En silencio, me pregunté cuánto tiempo pasaría Eric reflexionando su decisión. Si no cedía, moriríamos todos. Sería la forma de «ocuparse de nosotros», por mucho que Eric hubiera pensado en voz alta que yo era demasiado valiosa para morir. Me imaginaba que mi «valor» le importaba un pimiento a Victor y mucho menos el de Amelia. Aun en el caso de que superaran a Victor (y entre Bill y Eric creía que podrían conseguirlo), el resto de los vampiros que aguardaban fuera prenderían fuego a la casa igual que amenazaban hacer con Fangtasia y desapareceríamos todos.
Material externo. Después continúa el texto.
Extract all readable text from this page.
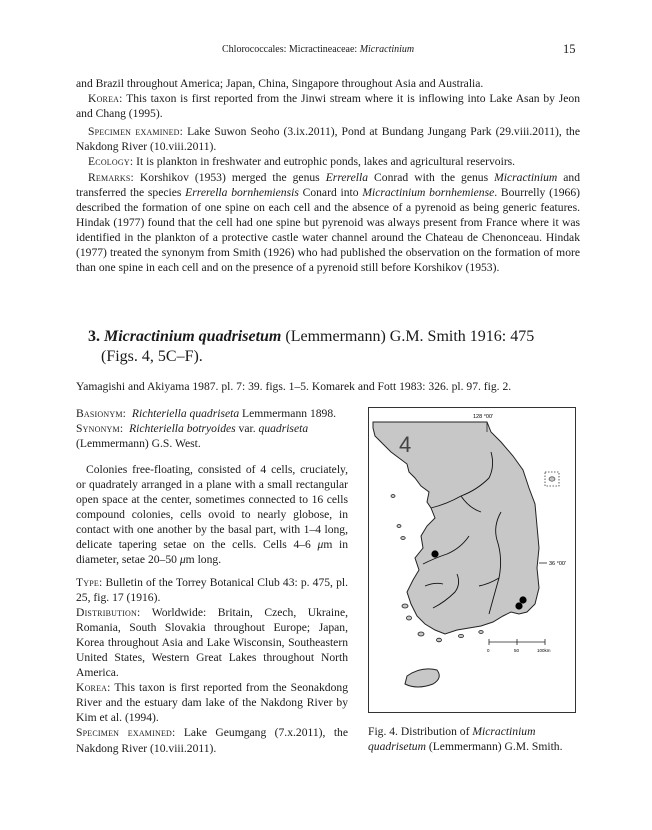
Chlorococcales: Micractineaceae: Micractinium	15

and Brazil throughout America; Japan, China, Singapore throughout Asia and Australia.

Korea: This taxon is first reported from the Jinwi stream where it is inflowing into Lake Asan by Jeon and Chang (1995).

Specimen examined: Lake Suwon Seoho (3.ix.2011), Pond at Bundang Jungang Park (29.viii.2011), the Nakdong River (10.viii.2011).

Ecology: It is plankton in freshwater and eutrophic ponds, lakes and agricultural reservoirs.

Remarks: Korshikov (1953) merged the genus Errerella Conrad with the genus Micractinium and transferred the species Errerella bornhemiensis Conard into Micractinium bornhemiense. Bourrelly (1966) described the formation of one spine on each cell and the absence of a pyrenoid as being generic features. Hindak (1977) found that the cell had one spine but pyrenoid was always present from France where it was identified in the plankton of a protective castle water channel around the Chateau de Chenonceau. Hindak (1977) treated the synonym from Smith (1926) who had published the observation on the formation of more than one spine in each cell and on the presence of a pyrenoid still before Korshikov (1953).

3. Micractinium quadrisetum (Lemmermann) G.M. Smith 1916: 475
(Figs. 4, 5C–F).
Yamagishi and Akiyama 1987. pl. 7: 39. figs. 1–5. Komarek and Fott 1983: 326. pl. 97. fig. 2.

Basionym: Richteriella quadriseta Lemmermann 1898.

Synonym: Richteriella botryoides var. quadriseta (Lemmermann) G.S. West.

Colonies free-floating, consisted of 4 cells, cruciately, or quadrately arranged in a plane with a small rectangular open space at the center, sometimes connected to 16 cells compound colonies, cells ovoid to nearly globose, in contact with one another by the basal part, with 1–4 long, delicate tapering setae on the cells. Cells 4–6 μm in diameter, setae 20–50 μm long.

Type: Bulletin of the Torrey Botanical Club 43: p. 475, pl. 25, fig. 17 (1916).

Distribution: Worldwide: Britain, Czech, Ukraine, Romania, South Slovakia throughout Europe; Japan, Korea throughout Asia and Lake Wisconsin, Southeastern United States, Western Great Lakes throughout North America.

Korea: This taxon is first reported from the Seonakdong River and the estuary dam lake of the Nakdong River by Kim et al. (1994).

Specimen examined: Lake Geumgang (7.x.2011), the Nakdong River (10.viii.2011).

128 °00'
36 °00'
4
0	50	100km
Fig. 4. Distribution of Micractinium quadrisetum (Lemmermann) G.M. Smith.
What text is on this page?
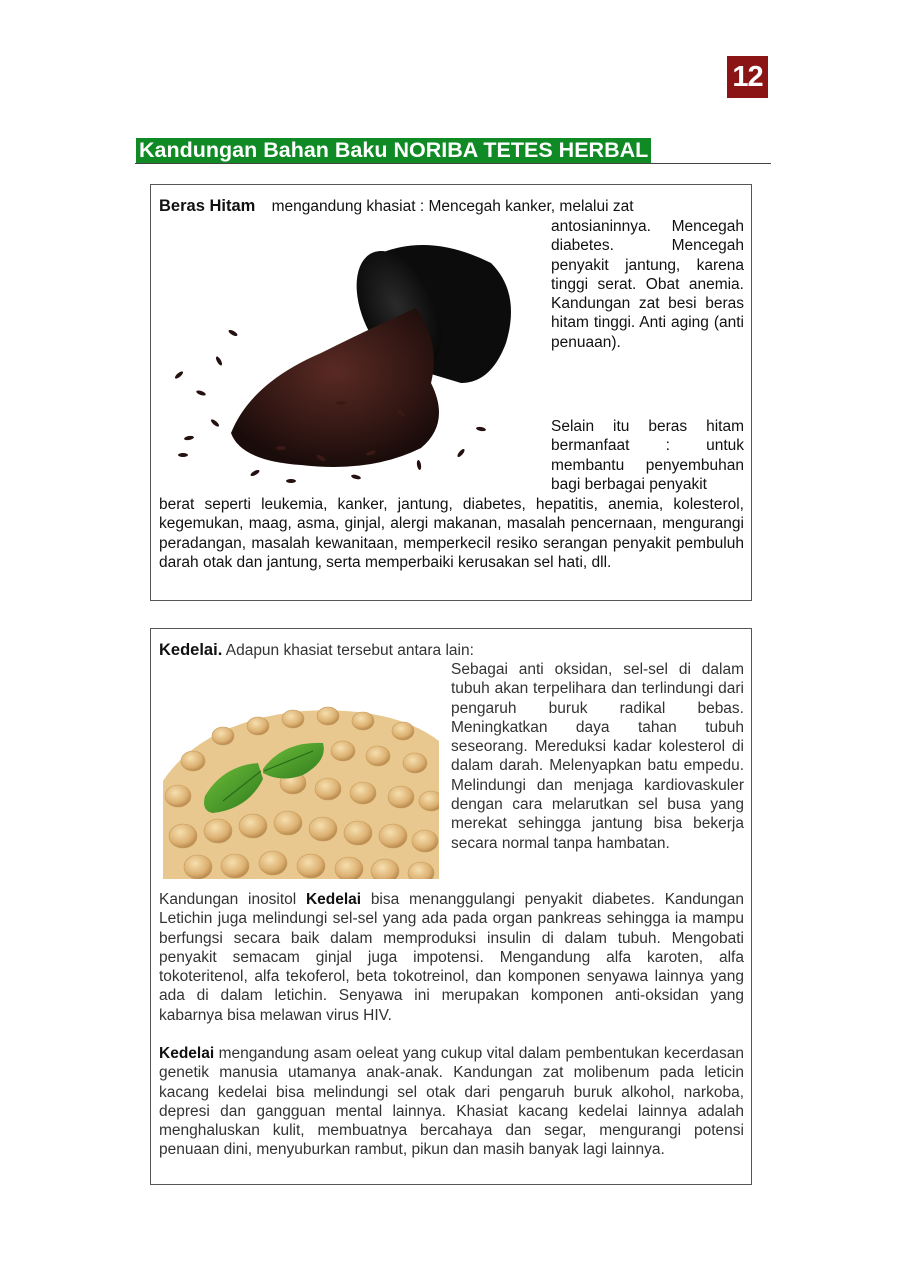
12
Kandungan Bahan Baku NORIBA TETES HERBAL
Beras Hitam mengandung khasiat : Mencegah kanker, melalui zat
antosianinnya. Mencegah diabetes. Mencegah penyakit jantung, karena tinggi serat. Obat anemia. Kandungan zat besi beras hitam tinggi. Anti aging (anti penuaan).
Selain itu beras hitam bermanfaat : untuk membantu penyembuhan bagi berbagai penyakit
berat seperti leukemia, kanker, jantung, diabetes, hepatitis, anemia, kolesterol, kegemukan, maag, asma, ginjal, alergi makanan, masalah pencernaan, mengurangi peradangan, masalah kewanitaan, memperkecil resiko serangan penyakit pembuluh darah otak dan jantung, serta memperbaiki kerusakan sel hati, dll.
Kedelai. Adapun khasiat tersebut antara lain:
Sebagai anti oksidan, sel-sel di dalam tubuh akan terpelihara dan terlindungi dari pengaruh buruk radikal bebas. Meningkatkan daya tahan tubuh seseorang. Mereduksi kadar kolesterol di dalam darah. Melenyapkan batu empedu. Melindungi dan menjaga kardiovaskuler dengan cara melarutkan sel busa yang merekat sehingga jantung bisa bekerja secara normal tanpa hambatan.
Kandungan inositol Kedelai bisa menanggulangi penyakit diabetes. Kandungan Letichin juga melindungi sel-sel yang ada pada organ pankreas sehingga ia mampu berfungsi secara baik dalam memproduksi insulin di dalam tubuh. Mengobati penyakit semacam ginjal juga impotensi. Mengandung alfa karoten, alfa tokoteritenol, alfa tekoferol, beta tokotreinol, dan komponen senyawa lainnya yang ada di dalam letichin. Senyawa ini merupakan komponen anti-oksidan yang kabarnya bisa melawan virus HIV.
Kedelai mengandung asam oeleat yang cukup vital dalam pembentukan kecerdasan genetik manusia utamanya anak-anak. Kandungan zat molibenum pada leticin kacang kedelai bisa melindungi sel otak dari pengaruh buruk alkohol, narkoba, depresi dan gangguan mental lainnya. Khasiat kacang kedelai lainnya adalah menghaluskan kulit, membuatnya bercahaya dan segar, mengurangi potensi penuaan dini, menyuburkan rambut, pikun dan masih banyak lagi lainnya.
Tal vez ellos no pudieran entrar en el edificio sin previa invitación, pero lo que era evidente es que nosotros tendríamos que salir de él.
Mi mirada se cruzó con la de Amelia. Aunque estaba realizando un esfuerzo supremo para mantenerse erguida, su cerebro generaba el típico sonido metálico del miedo. Si llamaba a Copley, éste negociaría por su liberación, y el hombre disponía de los medios necesarios para negociar con efectividad. Si tantas ganas tenían los vampiros de Las Vegas de invadir Luisiana, también les apetecería aceptar un soborno a cambio de la vida de la hija de Copley Carmichael. ¿Y cómo iba a sucederle algo a Frannie con su hermano allí fuera? ¿No tendrían que perdonarle la vida a ella para que Quinn siguiera mostrándose sumiso? Victor ya había indicado que Bill, con una base de datos tan lucrativa como la que había producido, poseía las habilidades que ellos necesitaban. De modo que Eric y yo éramos los más prescindibles.